EMIGRACJA (dawniej)
EMIGRACJA (dawniej)
Od lat wielu w naszym kraju
Emigracja była w modzie
Taki zwyczaj od pradziadów
Zakorzenił się w narodzie
W przedwojenne biedne lata
Sprzedawano chaty, pole
Wyruszano gdzieś za morza
By polepszyć sobie dolę
Na tułaczkę, los niepewny
W obce strony, kraj daleki
Setki mil od swego kraju
Hen, za góry i za rzeki
Wśród przyrody egzotycznej
I wśród tubylczego ludu
Karczowali dziką puszczę
Nie szczędzili pracy, trudu
Lub w kopalni na kolanach
Trzysta łokci w głębi ziemi
Pracowali za dolara
Całe lata dłońmi swymi
Któż historię ich opisze
Smutną, barwną lub ciekawą
Ktoś z torbami dawno wrócił
Inny znów się okrył sławą
To obrazek z dawnych czasów
Gdy brak chleba i brak pracy
By ją znaleźć gdzieś za morzem
Wciąż garnęli się rodacy
Jeżyk 26.11.2012
Komentarze (12)
niesamowite obrazy ukazujesz
a wiersz nie tylko zmusza do refleksji
ale i głebokiej zadumy
wciąż aktualny temat - a wiersz skłania do
refleksji:-)
pozdrawiam.
A wiesz, ze to wcale nie takie odlegle czasy. Zobacz,
ilu Polakow ciagle wyjezdza w poszukiwaniu
przyslowiowego chleba.
I fakt, ze Polacy ciezko pracuja, ale nie tylko
Polacy. Np. w Australii wielu Wlochow, Jugoslawian
karczowalo busze i zakladalo farmy. Gdyby nie oni,
Australia musialaby sprowadzac cala zywnosc z
zagranicy.
Postawiles kilka przecinkow, za tgo ani jeddnej
kropki. Skoro juz, to proponuje zastosowac wszystkie
znaki. Jesli bez znakow, to moze malymi literami.
Zaczynanie kazdej linii z duzej litery, kiedy
poprzednie zdanie nie konczy sie kropka - jest
bezpodstawne.
"los nie pewny" los jaki? niepewny.

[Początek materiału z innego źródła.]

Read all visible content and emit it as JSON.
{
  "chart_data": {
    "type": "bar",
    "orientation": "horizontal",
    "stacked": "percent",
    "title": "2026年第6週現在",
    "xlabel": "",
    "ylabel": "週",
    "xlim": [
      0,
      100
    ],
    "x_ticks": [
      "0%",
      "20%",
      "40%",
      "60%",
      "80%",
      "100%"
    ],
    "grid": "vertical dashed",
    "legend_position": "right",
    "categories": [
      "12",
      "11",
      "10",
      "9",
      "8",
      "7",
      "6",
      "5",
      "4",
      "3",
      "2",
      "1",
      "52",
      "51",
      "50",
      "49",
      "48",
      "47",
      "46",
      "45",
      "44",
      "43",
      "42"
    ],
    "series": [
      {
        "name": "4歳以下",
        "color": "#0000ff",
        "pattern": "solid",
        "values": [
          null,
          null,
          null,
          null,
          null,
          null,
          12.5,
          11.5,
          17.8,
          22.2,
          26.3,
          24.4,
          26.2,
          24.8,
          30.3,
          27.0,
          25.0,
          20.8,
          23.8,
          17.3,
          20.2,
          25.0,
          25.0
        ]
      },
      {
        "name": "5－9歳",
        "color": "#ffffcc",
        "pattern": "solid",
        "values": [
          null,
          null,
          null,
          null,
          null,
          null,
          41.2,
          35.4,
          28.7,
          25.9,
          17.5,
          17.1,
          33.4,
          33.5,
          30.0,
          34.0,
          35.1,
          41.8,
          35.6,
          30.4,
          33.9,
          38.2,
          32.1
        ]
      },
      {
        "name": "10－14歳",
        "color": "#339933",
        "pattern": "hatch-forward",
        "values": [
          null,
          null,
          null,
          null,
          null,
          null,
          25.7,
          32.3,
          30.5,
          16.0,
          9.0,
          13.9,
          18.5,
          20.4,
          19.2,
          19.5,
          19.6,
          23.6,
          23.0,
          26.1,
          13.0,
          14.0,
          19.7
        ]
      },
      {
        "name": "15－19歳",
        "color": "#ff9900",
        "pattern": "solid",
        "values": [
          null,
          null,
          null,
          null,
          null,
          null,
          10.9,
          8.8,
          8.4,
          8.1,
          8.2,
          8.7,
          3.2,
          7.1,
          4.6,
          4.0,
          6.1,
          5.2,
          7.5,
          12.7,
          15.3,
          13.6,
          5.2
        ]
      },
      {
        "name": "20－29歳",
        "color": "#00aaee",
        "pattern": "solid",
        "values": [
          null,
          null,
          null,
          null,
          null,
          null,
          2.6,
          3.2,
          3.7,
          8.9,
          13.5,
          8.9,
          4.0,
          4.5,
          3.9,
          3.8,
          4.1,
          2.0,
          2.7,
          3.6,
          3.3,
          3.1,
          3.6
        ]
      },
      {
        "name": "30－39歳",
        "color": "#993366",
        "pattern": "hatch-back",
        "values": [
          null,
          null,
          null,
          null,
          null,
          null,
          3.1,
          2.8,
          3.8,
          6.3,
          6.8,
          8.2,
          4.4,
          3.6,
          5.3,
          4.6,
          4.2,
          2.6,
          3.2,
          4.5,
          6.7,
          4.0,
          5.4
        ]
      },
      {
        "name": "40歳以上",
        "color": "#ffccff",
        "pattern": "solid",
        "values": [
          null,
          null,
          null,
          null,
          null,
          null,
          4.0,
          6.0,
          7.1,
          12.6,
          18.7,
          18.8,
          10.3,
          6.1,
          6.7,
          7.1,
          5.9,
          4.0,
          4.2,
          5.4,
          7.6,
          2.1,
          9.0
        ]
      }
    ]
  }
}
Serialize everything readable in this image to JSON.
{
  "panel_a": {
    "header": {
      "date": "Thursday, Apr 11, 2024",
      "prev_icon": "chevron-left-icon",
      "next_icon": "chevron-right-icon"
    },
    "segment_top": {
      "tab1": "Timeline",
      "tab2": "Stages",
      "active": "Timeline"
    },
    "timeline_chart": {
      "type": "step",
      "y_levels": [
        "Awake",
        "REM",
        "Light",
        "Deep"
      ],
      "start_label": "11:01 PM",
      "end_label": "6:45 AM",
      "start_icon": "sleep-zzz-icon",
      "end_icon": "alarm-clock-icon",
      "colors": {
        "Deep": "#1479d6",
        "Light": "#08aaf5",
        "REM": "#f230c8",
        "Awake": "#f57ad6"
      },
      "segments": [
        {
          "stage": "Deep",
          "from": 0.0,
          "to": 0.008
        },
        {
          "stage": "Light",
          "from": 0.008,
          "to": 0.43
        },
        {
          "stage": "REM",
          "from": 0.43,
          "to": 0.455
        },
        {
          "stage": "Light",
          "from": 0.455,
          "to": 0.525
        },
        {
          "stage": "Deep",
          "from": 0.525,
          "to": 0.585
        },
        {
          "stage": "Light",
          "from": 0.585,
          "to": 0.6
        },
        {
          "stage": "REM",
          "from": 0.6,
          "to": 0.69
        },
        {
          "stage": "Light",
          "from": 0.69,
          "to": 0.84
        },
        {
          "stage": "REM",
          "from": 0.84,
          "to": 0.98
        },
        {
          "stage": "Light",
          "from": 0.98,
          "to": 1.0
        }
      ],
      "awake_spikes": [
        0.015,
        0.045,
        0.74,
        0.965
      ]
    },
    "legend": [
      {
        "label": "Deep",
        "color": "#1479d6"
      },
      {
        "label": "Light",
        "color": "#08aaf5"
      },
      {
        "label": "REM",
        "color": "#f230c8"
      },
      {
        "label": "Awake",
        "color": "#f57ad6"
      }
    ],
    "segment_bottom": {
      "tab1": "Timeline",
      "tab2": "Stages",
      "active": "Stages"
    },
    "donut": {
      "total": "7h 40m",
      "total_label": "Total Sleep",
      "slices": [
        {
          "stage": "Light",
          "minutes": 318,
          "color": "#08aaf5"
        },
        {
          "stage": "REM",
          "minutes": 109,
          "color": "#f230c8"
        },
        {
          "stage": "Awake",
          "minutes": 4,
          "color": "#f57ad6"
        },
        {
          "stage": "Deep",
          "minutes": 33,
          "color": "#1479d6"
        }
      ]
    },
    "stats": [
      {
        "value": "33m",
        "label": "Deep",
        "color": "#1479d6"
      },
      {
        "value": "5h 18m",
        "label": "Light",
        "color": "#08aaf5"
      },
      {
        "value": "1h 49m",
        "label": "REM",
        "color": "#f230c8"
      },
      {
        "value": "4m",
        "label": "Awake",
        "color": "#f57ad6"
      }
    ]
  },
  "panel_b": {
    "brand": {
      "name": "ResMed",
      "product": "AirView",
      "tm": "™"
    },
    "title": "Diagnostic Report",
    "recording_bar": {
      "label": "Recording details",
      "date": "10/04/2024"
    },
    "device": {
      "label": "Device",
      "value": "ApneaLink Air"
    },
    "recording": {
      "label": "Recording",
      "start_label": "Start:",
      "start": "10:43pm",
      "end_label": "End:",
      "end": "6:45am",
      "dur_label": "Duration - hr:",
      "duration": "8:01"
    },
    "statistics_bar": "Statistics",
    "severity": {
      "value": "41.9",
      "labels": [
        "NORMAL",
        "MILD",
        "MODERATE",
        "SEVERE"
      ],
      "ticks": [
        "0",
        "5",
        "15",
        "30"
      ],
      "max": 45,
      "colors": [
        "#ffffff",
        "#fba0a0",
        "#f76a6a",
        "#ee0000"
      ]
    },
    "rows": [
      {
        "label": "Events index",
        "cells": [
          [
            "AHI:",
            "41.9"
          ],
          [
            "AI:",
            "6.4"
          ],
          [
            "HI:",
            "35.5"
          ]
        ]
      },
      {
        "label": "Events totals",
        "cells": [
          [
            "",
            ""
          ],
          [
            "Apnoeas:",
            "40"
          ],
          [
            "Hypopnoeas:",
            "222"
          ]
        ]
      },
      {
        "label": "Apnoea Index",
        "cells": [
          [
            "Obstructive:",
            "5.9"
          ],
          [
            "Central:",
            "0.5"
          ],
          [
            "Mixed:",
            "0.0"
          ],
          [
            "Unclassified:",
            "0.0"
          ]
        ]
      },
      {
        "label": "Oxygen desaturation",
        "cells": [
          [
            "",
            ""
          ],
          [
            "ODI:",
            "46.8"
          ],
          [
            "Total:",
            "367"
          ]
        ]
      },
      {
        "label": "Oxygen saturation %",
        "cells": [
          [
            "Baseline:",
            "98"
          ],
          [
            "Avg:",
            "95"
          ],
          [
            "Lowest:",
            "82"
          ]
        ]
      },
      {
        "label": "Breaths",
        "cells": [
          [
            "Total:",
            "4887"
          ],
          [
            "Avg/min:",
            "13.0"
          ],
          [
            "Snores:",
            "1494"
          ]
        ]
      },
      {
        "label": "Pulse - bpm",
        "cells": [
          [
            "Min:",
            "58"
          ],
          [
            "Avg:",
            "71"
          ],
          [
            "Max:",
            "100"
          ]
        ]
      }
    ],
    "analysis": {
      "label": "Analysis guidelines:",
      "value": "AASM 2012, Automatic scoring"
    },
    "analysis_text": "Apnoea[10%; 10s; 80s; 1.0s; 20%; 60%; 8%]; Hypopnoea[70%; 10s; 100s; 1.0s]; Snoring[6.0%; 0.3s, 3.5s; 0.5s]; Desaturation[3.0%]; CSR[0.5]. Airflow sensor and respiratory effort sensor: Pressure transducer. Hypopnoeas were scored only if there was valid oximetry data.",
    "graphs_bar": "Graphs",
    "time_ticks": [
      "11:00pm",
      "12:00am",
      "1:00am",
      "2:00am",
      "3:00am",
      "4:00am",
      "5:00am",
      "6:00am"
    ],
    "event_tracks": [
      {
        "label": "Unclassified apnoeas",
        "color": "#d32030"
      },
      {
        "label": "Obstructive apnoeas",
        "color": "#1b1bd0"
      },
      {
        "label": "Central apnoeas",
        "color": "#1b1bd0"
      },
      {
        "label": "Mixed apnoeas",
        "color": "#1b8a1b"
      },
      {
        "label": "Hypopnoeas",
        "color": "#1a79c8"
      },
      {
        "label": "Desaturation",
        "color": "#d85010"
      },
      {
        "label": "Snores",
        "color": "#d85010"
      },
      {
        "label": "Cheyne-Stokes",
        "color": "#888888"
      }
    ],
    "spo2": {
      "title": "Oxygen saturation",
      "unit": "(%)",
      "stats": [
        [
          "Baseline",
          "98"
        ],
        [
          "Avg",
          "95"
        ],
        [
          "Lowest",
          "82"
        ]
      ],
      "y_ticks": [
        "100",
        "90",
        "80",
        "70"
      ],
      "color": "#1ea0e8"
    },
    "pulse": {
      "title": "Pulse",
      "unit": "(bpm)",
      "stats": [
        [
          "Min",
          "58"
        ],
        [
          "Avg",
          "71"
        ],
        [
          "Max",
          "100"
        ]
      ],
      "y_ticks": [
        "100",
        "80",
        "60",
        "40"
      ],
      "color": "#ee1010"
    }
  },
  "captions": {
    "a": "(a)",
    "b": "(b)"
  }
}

Nie z
przymiotnikami piszemy razem, o ile pamietam.
I piekarzem, taki to był emigracji obrazek. Dzisiaj
młodzi też na emigracji, to już inny obrazek naszej
kochanej demokracji :)
Czym się różni emigracja dawniejsza od tej
dzisiejszej? Kiedyś moje miasto było miastem teraz
jest gminą, był czas, że sporo było też młodzieży a
teraz to miasto nazywane jest miastem starów. Smutne
to, lecz prawdziwe. Moje dziecko, kiedy ukończyło
maturę wyjechało do Anglii jak wielu jej znajomych czy
przyjaciół. Teraz imigracja zarobkowa czy edukacyjna
nie jest czymś nowym? Tak, że Twój wiersz Jeżyku jest
wciąż aktualny i wiesz, co bardzo smutny, ponieważ my
rodzice jak i nasze dzieci mamy, rozerwane serca. Są
tam gdzie mają lepiej jak tu w Polsce, lecz my Polacy
jesteśmy ulepieni z gliny naszej ziemi i soli.
Pozdrawiam serdecznie:)
Tylko za ile i czy jeszcze teraz się opłaci
trzydzieści lat temu, dolar jeszcze ten leży w
kieszeni
W Peweksie można było kupić: żyto i piwko
a dzisiaj za mało na kilogram jabłek
Pozdrawiam serdecznie
Lata mijają, RP nam się zmienia,
a aktualny wciąż temat!
Pozdrawiam!
Samo życie, refleksyjny wiersz. Cieplutko pozdrawiam
i w sumie w tym temacie nic się nie zmienia... ładnie
napisane :-)
Dzisiaj? niewiele się zmieniło w tej kwestii!
piękny wiersz++++++++
Pozdrawiam serdecznie:)
Ciągle aktualne, gdy nasz ,,los niepewny,,(chyba
razem) :)
BARDZO REALISTYCZNY OPIS :) PIĘKNIE, POZDRAWIAM:)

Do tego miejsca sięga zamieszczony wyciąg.